Adiyat Suresi ve Anlamı

İslam
﷽ وَالْعَادِيَاتِ ضَبْحًاۙ ﴿1﴾ فَالْمُورِيَاتِ قَدْحًاۙ ﴿2﴾ فَالْمُغ۪يرَاتِ صُبْحًاۙ ﴿3﴾ فَاَثَرْنَ بِه۪ نَقْعًاۙ ﴿4﴾ فَوَسَطْنَ بِه۪ جَمْعًاۙ ﴿5﴾ اِنَّ الْاِنْسَانَ لِرَبِّه۪ لَكَنُودٌۚ ﴿6﴾ وَاِنَّهُ...
EMOJİLE


وَالْعَادِيَاتِ ضَبْحًاۙ ﴿1﴾ فَالْمُورِيَاتِ قَدْحًاۙ ﴿2﴾ فَالْمُغ۪يرَاتِ صُبْحًاۙ ﴿3﴾ فَاَثَرْنَ بِه۪ نَقْعًاۙ ﴿4﴾ فَوَسَطْنَ بِه۪ جَمْعًاۙ ﴿5﴾ اِنَّ الْاِنْسَانَ لِرَبِّه۪ لَكَنُودٌۚ ﴿6﴾ وَاِنَّهُ عَلٰى ذٰلِكَ لَشَه۪يدٌۚ ﴿7﴾ وَاِنَّهُ لِحُبِّ الْخَيْرِ لَشَد۪يدٌۜ ﴿8﴾ اَفَلَا يَعْلَمُ اِذَا بُعْثِرَ مَا فِي الْقُبُورِۙ ﴿9﴾ وَحُصِّلَ مَا فِي الصُّدُورِۙ ﴿10﴾ اِنَّ رَبَّهُمْ بِهِمْ يَوْمَئِذٍ لَخَب۪يرٌ ﴿11﴾

 

Bismillâhirrahmanirrahim.
﴾1-6﴿ Vel âdiyâti dabhâ(dabhan). Fel mûriyâti kadhâ(kadhan). Fel mugîrâti subhâ(subhan). Fe eserne bihî nak’â(nak’en). Fe vesatne bihî cem’â(cem’an). İnnel insâne li rabbihî le kenûd(kenûdun).
﴾7﴿ Ve innehu alâ zâlike le şehîd(şehîdun).
﴾8﴿ Ve innehu li hubbil hayri le şedîd(şedîdun).
﴾9-11﴿ E fe lâ ya’lemu izâ bu’sira mâ fîl kubûr(kubûri). Ve hussıle mâ fîs sudûri. İnne rabbehum bi him yevme izin le habîr(habîrun).

 

Rahmân ve Rahîm olan Allah’ın adıyla
﴾1-6﴿Soluk soluğa süratle koşan, (koşarken ayaklarını) vurarak ateş çıkaran, sabah erkenden baskın yapan, orada tozu dumana katan ve düşman topluluğunun ortasına dalan atlara andolsun ki, insan gerçekten Rabbine karşı pek nankördür.
﴾7﴿ Hiç şüphesiz buna kendisi de şahittir.
﴾8﴿ Hiç şüphesiz o, mal sevgisi sebebiyle çok katıdır.
﴾9-11﴿ Acaba o bilmiyor mu ki, kabirlerde bulunanlar çıkarıldığı ve kalplerdeki ortaya konulduğu zaman, işte o gün onların Rabbi kendilerinin her halinden mutlaka haberdardır.

 

Âdiyât  Sûresi’nin Nüzûlü

Âdiyât  Sûresi, Mushaftaki sıralamada yüzüncü, iniş sırasına göre on dördüncü sûredir. Asr Sûresi’nden sonra, Kevser Sûresi’nden önce Mekke’de inmiştir. Medine’de indiğine dair rivayetler de vardır. (bk. Şevkânî, V, 566)

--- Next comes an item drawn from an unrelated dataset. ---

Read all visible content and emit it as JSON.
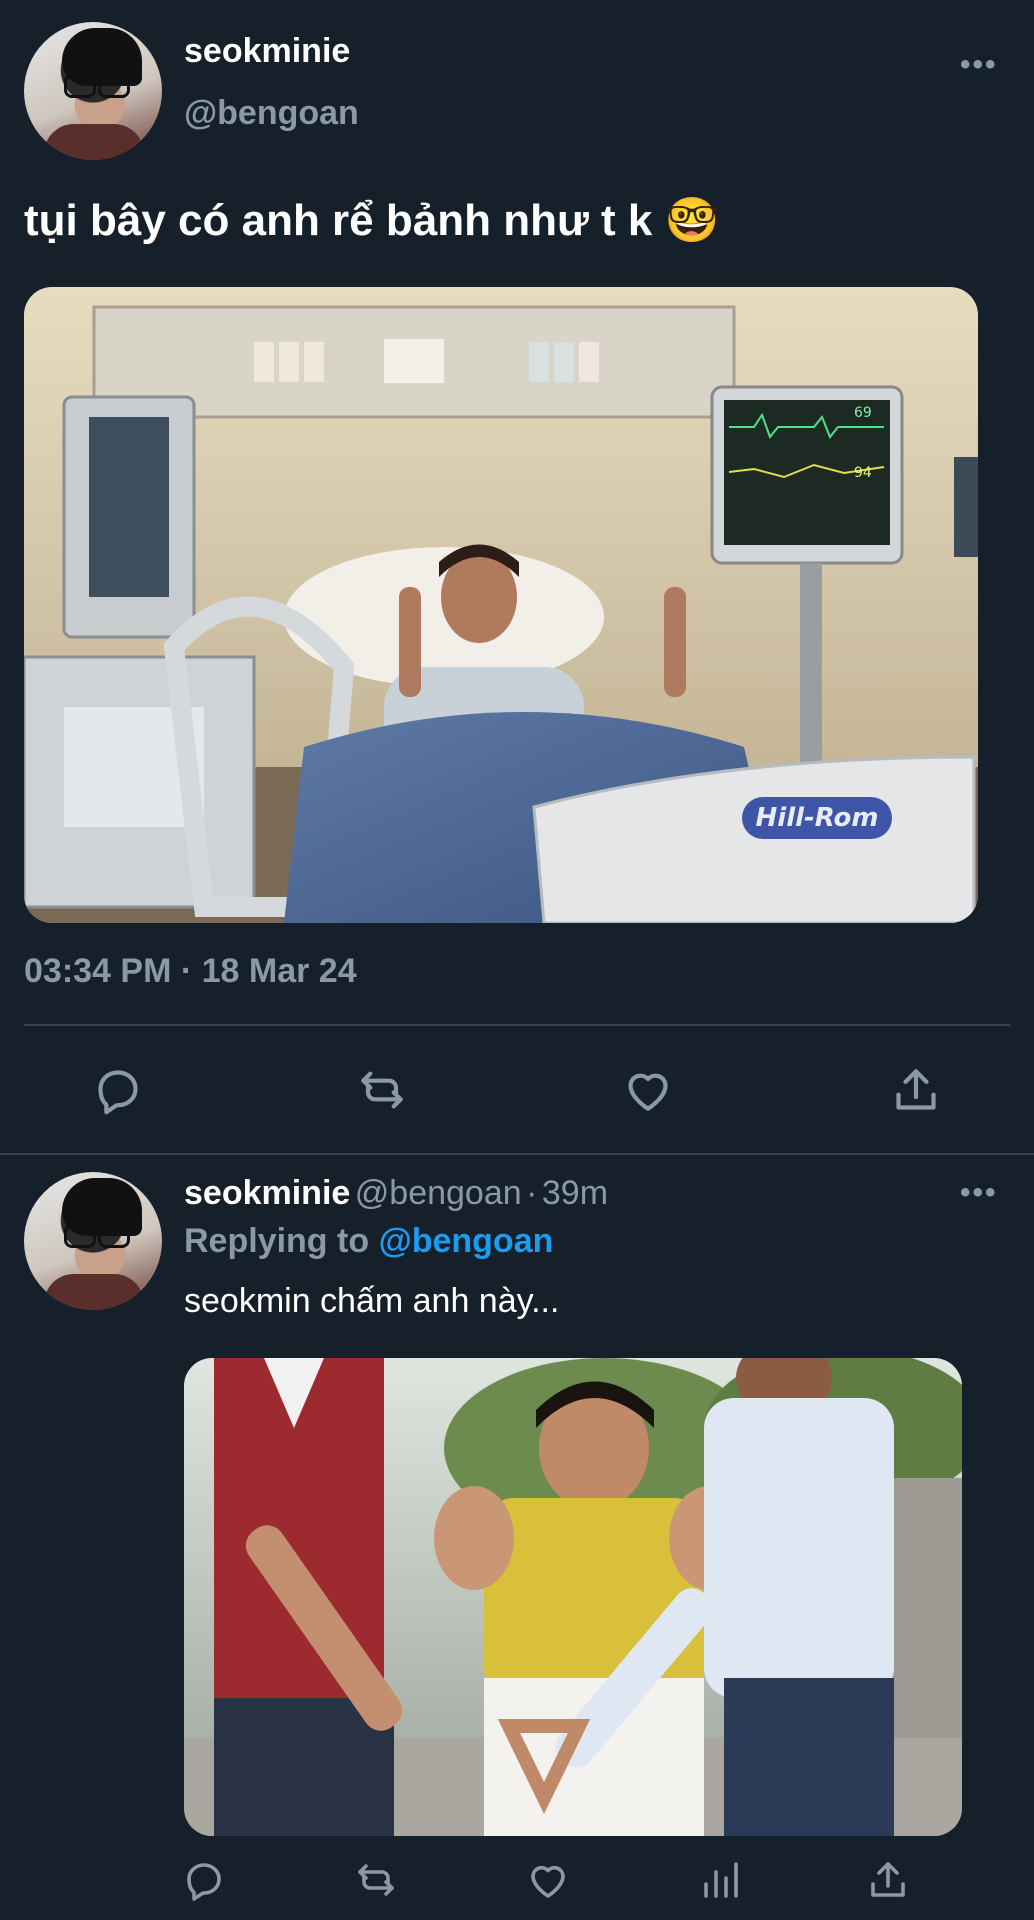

Âdiyât  Sûresi’nin Adı/Ayet Sayısı

Sûre adını 1. âyette geçen ve “koşan atlar” anlamına gelen âdiyât kelimesinden almıştır.

Âdiyât  Sûresi’nin Konusu

İnsanoğlunun nankörlüğü ve mala düşkünlüğü, ahiret hayatı için harcama yapmaması ve bu yüzden onu kötü bir sonucun beklediği söz konusu edilmektedir.